I want to find the optimal control and optimal trajectory for the following problem:
min $J(u) = \int_{0}^{T} [x_1^2+x_2^2+5u^2]dt$ subject to $\dot{x_1} = x_2$, $\dot{x_2} = u$, and $|u| \leq 1$.

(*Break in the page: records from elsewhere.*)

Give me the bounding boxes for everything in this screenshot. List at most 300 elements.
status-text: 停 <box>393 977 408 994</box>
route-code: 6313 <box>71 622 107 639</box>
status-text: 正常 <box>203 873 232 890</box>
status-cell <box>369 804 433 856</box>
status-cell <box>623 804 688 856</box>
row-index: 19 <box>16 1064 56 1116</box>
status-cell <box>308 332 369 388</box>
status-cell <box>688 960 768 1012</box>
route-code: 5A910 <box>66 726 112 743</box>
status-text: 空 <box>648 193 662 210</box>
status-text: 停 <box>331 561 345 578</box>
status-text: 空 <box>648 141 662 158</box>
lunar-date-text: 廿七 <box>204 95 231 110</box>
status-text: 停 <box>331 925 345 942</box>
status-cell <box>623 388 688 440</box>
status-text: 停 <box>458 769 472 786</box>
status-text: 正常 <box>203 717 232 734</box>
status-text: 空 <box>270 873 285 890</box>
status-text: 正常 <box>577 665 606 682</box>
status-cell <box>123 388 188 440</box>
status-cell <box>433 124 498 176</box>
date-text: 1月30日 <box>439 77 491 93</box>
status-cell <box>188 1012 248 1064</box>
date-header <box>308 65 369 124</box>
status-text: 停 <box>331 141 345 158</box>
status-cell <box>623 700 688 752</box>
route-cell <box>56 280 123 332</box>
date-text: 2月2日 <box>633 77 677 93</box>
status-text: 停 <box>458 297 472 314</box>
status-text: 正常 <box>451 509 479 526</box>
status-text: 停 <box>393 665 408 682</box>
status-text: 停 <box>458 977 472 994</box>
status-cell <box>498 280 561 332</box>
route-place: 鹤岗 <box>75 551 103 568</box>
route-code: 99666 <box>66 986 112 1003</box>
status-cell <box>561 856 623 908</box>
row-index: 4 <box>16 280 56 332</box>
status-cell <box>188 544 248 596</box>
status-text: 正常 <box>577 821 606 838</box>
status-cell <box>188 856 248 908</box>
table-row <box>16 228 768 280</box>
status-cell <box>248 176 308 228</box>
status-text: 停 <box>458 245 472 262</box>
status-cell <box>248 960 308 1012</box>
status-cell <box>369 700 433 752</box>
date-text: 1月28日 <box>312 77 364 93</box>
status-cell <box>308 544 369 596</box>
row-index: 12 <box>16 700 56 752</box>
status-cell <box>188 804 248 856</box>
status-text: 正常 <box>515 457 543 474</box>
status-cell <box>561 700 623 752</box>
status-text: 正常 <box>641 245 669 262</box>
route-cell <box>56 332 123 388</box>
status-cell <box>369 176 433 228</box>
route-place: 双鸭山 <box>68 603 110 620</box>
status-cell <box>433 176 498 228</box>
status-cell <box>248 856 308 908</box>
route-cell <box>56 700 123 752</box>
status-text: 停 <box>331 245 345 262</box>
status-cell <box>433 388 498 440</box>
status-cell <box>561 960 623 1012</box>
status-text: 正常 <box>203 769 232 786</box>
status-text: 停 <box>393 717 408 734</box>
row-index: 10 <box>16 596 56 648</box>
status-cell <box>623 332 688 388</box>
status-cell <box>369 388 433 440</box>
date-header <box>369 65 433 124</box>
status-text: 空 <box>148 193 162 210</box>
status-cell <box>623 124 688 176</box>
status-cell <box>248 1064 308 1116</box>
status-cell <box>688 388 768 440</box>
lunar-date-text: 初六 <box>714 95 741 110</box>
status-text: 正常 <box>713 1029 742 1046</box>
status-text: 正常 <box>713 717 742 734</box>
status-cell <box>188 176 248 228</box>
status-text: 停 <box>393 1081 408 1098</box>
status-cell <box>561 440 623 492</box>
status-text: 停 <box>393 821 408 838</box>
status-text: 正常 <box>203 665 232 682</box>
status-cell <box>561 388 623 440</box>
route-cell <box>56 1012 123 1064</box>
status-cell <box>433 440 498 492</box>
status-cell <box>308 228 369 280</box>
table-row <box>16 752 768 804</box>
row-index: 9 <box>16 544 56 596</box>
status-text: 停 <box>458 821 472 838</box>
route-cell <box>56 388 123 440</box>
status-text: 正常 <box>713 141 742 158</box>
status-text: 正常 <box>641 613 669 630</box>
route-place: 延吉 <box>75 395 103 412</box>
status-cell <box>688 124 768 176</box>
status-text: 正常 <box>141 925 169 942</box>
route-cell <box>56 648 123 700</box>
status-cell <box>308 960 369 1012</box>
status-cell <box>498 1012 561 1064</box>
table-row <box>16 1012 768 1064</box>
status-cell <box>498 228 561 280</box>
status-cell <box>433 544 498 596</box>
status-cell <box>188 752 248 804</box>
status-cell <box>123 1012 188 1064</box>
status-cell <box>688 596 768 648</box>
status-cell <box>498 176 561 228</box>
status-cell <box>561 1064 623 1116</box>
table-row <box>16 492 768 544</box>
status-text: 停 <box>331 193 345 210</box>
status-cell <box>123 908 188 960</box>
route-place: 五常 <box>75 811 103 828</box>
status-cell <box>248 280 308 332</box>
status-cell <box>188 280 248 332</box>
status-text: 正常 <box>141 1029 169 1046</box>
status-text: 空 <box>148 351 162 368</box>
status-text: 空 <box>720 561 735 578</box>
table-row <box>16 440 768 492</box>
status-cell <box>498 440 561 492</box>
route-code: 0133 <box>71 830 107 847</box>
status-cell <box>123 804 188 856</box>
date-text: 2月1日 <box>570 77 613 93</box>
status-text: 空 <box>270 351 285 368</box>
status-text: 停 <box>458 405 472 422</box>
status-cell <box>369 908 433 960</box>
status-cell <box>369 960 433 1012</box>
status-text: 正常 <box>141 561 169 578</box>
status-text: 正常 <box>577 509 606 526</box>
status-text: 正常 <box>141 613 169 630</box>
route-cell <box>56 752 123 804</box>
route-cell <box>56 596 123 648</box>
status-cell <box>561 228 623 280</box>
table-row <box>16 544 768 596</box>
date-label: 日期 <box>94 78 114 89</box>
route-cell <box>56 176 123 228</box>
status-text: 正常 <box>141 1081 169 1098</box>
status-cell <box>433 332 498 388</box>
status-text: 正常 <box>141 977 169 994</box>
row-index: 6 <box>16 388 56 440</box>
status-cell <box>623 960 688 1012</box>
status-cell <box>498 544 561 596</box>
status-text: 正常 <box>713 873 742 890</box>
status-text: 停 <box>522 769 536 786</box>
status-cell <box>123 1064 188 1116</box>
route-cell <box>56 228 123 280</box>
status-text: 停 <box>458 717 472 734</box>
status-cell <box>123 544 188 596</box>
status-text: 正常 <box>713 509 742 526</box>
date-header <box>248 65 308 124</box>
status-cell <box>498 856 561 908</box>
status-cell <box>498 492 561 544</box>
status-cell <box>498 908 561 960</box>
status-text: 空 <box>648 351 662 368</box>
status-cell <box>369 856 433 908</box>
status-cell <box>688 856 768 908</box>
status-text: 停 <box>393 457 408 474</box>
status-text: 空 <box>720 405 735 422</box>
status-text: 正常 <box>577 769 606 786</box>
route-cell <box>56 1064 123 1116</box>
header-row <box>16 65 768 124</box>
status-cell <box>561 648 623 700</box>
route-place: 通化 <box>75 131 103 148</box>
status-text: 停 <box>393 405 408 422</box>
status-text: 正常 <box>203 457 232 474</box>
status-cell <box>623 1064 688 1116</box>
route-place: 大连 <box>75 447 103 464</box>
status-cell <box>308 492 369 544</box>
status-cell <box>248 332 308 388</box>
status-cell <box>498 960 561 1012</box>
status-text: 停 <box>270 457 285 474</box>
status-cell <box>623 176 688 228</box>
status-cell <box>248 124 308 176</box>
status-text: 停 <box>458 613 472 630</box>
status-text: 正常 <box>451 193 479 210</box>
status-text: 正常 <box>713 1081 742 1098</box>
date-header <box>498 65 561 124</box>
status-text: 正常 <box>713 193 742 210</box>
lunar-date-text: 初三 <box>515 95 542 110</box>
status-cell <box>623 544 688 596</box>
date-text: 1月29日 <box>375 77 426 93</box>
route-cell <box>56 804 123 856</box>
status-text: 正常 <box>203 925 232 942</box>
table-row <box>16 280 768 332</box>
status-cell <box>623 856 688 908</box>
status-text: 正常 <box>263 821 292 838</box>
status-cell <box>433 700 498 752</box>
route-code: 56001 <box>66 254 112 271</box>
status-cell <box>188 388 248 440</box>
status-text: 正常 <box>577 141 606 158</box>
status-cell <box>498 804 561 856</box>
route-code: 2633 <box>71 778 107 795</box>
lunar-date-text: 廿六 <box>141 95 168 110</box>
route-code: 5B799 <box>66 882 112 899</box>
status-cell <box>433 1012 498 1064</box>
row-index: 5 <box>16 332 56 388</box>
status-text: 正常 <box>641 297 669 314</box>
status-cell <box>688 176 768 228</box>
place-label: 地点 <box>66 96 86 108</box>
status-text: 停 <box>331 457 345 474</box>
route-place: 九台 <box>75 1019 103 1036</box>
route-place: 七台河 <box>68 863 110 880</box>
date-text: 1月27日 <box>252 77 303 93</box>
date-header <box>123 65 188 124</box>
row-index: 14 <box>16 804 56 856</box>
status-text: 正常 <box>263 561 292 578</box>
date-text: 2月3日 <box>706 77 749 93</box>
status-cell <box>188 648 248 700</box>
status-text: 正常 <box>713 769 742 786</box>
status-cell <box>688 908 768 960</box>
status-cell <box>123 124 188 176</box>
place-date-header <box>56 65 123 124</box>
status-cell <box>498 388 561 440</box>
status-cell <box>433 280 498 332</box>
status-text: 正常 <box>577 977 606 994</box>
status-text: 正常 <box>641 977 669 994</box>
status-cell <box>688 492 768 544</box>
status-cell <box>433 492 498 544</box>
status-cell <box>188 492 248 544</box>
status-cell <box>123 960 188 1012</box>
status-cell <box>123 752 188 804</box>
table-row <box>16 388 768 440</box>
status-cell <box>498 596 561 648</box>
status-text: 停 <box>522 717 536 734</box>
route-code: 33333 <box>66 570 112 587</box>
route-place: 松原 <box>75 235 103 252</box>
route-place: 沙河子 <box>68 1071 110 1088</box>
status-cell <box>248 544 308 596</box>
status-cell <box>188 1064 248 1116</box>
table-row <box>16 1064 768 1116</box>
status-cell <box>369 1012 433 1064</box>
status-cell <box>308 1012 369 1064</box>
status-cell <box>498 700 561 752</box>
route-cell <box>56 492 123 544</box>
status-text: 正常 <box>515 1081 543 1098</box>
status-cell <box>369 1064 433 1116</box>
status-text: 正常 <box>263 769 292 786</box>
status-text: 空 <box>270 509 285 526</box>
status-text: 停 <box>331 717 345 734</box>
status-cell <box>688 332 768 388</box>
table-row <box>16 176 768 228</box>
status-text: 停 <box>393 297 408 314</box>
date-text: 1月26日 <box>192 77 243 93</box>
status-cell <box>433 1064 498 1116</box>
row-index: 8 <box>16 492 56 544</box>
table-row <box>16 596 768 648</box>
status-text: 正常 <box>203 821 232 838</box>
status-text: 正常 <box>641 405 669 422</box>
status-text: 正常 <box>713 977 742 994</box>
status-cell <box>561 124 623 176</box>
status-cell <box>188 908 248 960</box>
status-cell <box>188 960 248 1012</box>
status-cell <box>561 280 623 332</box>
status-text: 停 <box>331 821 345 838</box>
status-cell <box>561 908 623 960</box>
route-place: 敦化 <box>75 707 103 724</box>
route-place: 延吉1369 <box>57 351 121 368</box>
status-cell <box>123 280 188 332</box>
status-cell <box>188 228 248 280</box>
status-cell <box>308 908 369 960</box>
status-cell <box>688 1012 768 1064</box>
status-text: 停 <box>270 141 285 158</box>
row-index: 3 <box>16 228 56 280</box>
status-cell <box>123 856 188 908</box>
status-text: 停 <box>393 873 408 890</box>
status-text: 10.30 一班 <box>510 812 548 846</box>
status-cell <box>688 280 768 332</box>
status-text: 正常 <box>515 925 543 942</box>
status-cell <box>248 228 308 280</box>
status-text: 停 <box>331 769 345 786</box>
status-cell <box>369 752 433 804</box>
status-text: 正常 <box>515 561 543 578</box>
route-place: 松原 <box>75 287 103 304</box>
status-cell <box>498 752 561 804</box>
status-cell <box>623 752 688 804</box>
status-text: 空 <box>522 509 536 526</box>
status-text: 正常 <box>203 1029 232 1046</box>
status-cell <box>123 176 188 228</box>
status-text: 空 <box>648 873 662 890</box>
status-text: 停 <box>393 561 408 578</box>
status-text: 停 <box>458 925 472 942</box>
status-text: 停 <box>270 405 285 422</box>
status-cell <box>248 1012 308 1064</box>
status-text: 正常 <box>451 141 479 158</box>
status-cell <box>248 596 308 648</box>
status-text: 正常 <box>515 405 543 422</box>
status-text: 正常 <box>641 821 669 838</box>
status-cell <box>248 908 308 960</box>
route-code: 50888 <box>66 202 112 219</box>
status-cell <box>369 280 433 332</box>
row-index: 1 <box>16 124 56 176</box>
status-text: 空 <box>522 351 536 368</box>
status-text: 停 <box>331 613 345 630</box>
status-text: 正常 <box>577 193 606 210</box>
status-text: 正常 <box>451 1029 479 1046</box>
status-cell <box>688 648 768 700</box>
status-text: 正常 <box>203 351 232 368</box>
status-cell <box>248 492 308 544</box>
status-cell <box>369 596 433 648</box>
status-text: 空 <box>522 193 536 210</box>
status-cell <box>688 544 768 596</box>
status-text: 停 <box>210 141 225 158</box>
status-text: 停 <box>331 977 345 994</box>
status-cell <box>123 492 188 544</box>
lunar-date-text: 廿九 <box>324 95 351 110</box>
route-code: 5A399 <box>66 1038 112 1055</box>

Now, let's first write the Hamiltonian and find the conditions to be satisfied:
$H = x_1^2+x_2^2+5u^2 + p_1x_2 + p_2u$
For the costate p, we have: $\dot{p} = -\nabla_xH$
$\dot{p_1} = -2x_1$
$\dot{p_2} = 2x_2 + p_1$
For the state x, we have: $\dot{x} = \nabla_pH$
$\dot{x_1} = x_2$
$\dot{x_2} = u$
For optimal control: $u^*(t) =\mathrm{argmin}_{|u| \leq 1}$ $x_1^2+x_2^2+5u^2 + p_1x_2 + p_2u$ \begin{equation} u^*(t) = \begin{cases} -1,&\text{if } p_2(t)\geq 10\\\\ \frac{-p_2(t)}{10}, &\text{if } 10 \geq p_2(t)\geq -10\\\\ 1, &p_2(t)\leq -10 \end{cases} \end{equation}
I could not figure out how to solve these equations to get the optimal trajectory $x(t)$. It seems somehow I should get $p_2(t)$ but how?